Yes, they are all bigger than they need to be currently by a factor of 2^9, but with Sv48 you'll need the current definitions so I think it's fine to leave it as is (just as on amd64 we always use the LA57 numbering even for 4-level paging) rather than change them now and have to revert that later.

So there are no gaps between indices for consecutive L3 PTPs because of the way pmap_l2_pindex() is defined, there is just a range of unused indices between the last L3 index and the first L2 index. Ok, I agree that it's fine.

Yeah.

sys/riscv/riscv/pmap.c
1287–1289

That would indeed be wise; amd64's pmap does that, but none of arm, arm64, i386 and mips manage to do that... so probably makes sense to add the assertions to all of them.

With SV39 we have Ln_ENTRIES L1 entries, so Ln_ENTRIES L2 page table pages, so Ln_ENTRIES^2 L3 page table pages. So the (user) L3 page table pages should have pindices in the range [0, Ln_ENTRIES^2 - 1], and (user) L2 page table pages should have pindices in the range [Ln_ENTRIES^2, Ln_ENTRIES^2 + Ln_ENTRIES - 1]. In particular, I think the definitions of NUL1E and NUL2E are wrong, their values should also be shifted right by 9. Or am I misunderstanding?

Yes, they are all bigger than they need to be currently by a factor of 2^9, but with Sv48 you'll need the current definitions so I think it's fine to leave it as is (just as on amd64 we always use the LA57 numbering even for 4-level paging) rather than change them now and have to revert that later.

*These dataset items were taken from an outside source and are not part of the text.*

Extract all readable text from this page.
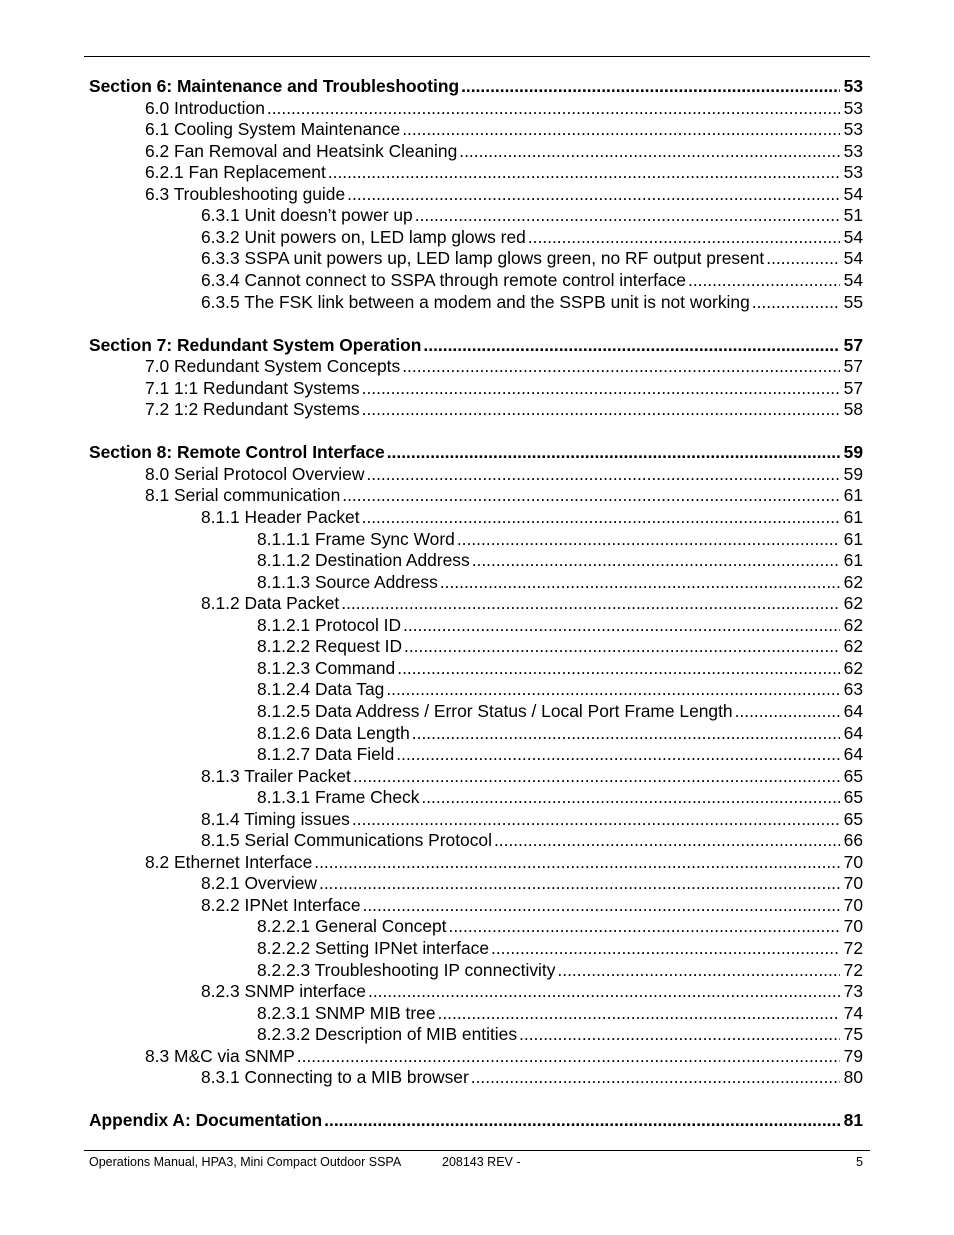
Section 6: Maintenance and Troubleshooting .....	53
6.0 Introduction .....	53
6.1 Cooling System Maintenance .....	53
6.2 Fan Removal and Heatsink Cleaning .....	53
6.2.1 Fan Replacement .....	53
6.3 Troubleshooting guide .....	54
6.3.1 Unit doesn’t power up .....	51
6.3.2 Unit powers on, LED lamp glows red .....	54
6.3.3 SSPA unit powers up, LED lamp glows green, no RF output present .....	54
6.3.4 Cannot connect to SSPA through remote control interface .....	54
6.3.5 The FSK link between a modem and the SSPB unit is not working .....	55
Section 7: Redundant System Operation .....	57
7.0 Redundant System Concepts .....	57
7.1 1:1 Redundant Systems .....	57
7.2 1:2 Redundant Systems .....	58
Section 8: Remote Control Interface .....	59
8.0 Serial Protocol Overview .....	59
8.1 Serial communication .....	61
8.1.1 Header Packet .....	61
8.1.1.1 Frame Sync Word .....	61
8.1.1.2 Destination Address .....	61
8.1.1.3 Source Address .....	62
8.1.2 Data Packet .....	62
8.1.2.1 Protocol ID .....	62
8.1.2.2 Request ID .....	62
8.1.2.3 Command .....	62
8.1.2.4 Data Tag .....	63
8.1.2.5 Data Address / Error Status / Local Port Frame Length .....	64
8.1.2.6 Data Length .....	64
8.1.2.7 Data Field .....	64
8.1.3 Trailer Packet .....	65
8.1.3.1 Frame Check .....	65
8.1.4 Timing issues .....	65
8.1.5 Serial Communications Protocol .....	66
8.2 Ethernet Interface .....	70
8.2.1 Overview .....	70
8.2.2 IPNet Interface .....	70
8.2.2.1 General Concept .....	70
8.2.2.2 Setting IPNet interface .....	72
8.2.2.3 Troubleshooting IP connectivity .....	72
8.2.3 SNMP interface .....	73
8.2.3.1 SNMP MIB tree .....	74
8.2.3.2 Description of MIB entities .....	75
8.3 M&C via SNMP .....	79
8.3.1 Connecting to a MIB browser .....	80
Appendix A: Documentation .....	81
Operations Manual, HPA3, Mini Compact Outdoor SSPA	208143 REV -	5
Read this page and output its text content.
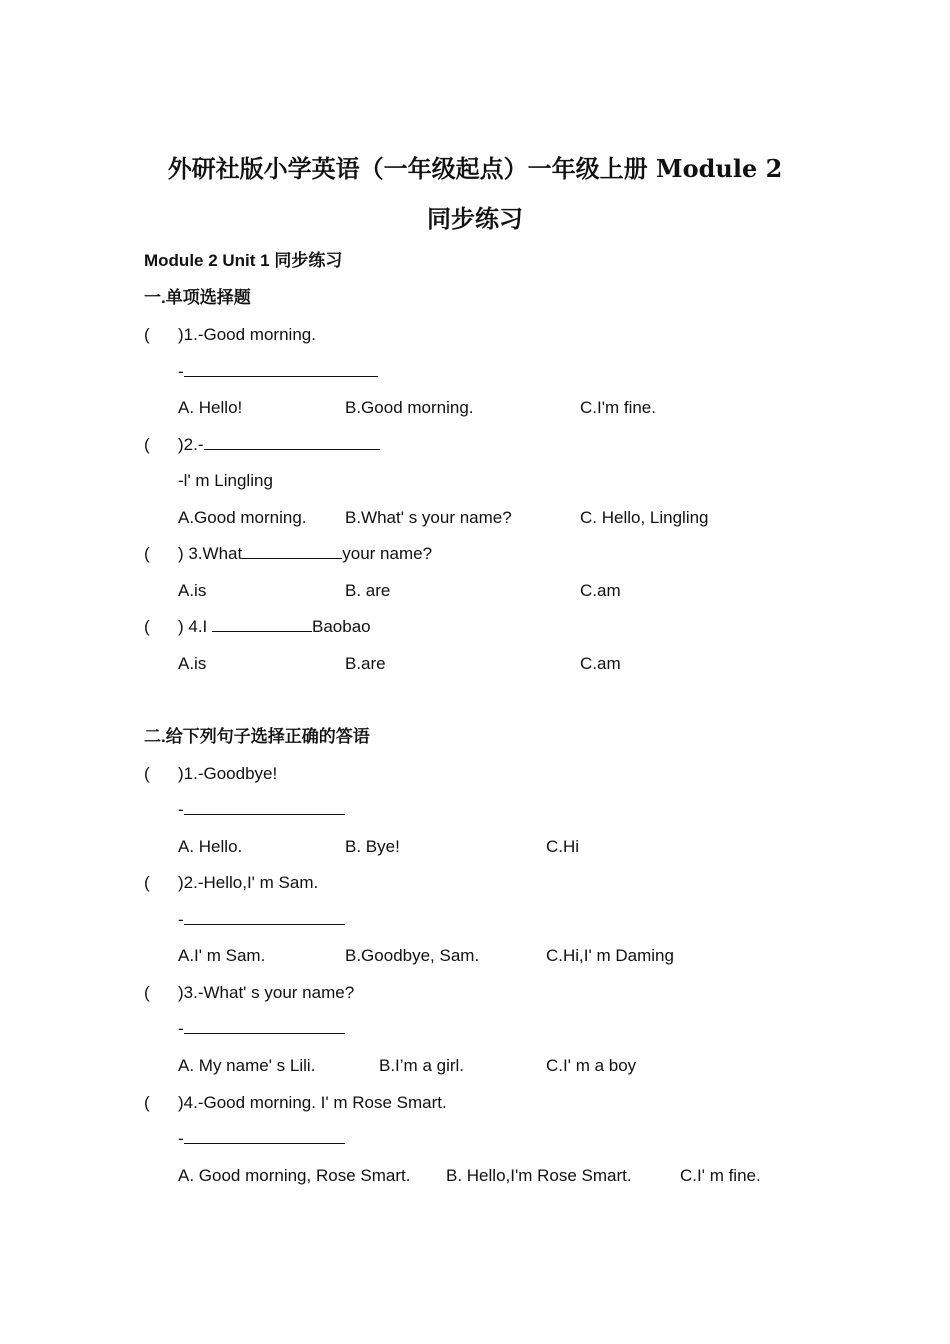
外研社版小学英语（一年级起点）一年级上册 Module 2
同步练习
Module 2 Unit 1 同步练习
一.单项选择题
( )1.-Good morning.
-
A. Hello!	B.Good morning.	C.I'm fine.
( )2.-
-l' m Lingling
A.Good morning. B.What' s your name?	C. Hello, Lingling
( ) 3.What	your name?
A.is	B. are	C.am
( ) 4.I	Baobao
A.is	B.are	C.am
二.给下列句子选择正确的答语
( )1.-Goodbye!
-
A. Hello.	B. Bye!	C.Hi
( )2.-Hello,I' m Sam.
-
A.I' m Sam.	B.Goodbye, Sam.	C.Hi,I' m Daming
( )3.-What' s your name?
-
A. My name' s Lili.	B.I’m a girl.	C.I' m a boy
( )4.-Good morning. I' m Rose Smart.
-
A. Good morning, Rose Smart. B. Hello,I'm Rose Smart.	C.I' m fine.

So there are no gaps between indices for consecutive L3 PTPs because of the way pmap_l2_pindex() is defined, there is just a range of unused indices between the last L3 index and the first L2 index. Ok, I agree that it's fine.

Yeah.

Well, actually, not quite; due to the sign-extension of virtual addresses, the holes are in the middle of each level, which is why this actually matters. If the hole were at the end of the level then NUL1E, due to the 4-level definitions, would actually be a sufficient upper bound. I think.

Hm but that might break stuff... thinking about it more I'm not sure how in practice case 1 ever gets hit?

Yeah, this code is only for user addresses i.e. no negative addresses, so given the current NUL1E is equal to what NUL2E would be if we defined them for just the 3-level Sv39 the existing code, whilst notionally wrong, was actually fine, with the exception of the highlighted pmap_enter_l2 case that was already correctly using NUL2E (albeit not given everything else was "wrong") that must never have been hit since it would otherwise have instantly broken with some kind of page or access fault trying to access way beyond the end of the L1 table. So I don't think this fixes 250866, and it doesn't fix the panics reported in IRC as it got hit again apparently today with this patch applied.

This revision was automatically updated to reflect the committed changes.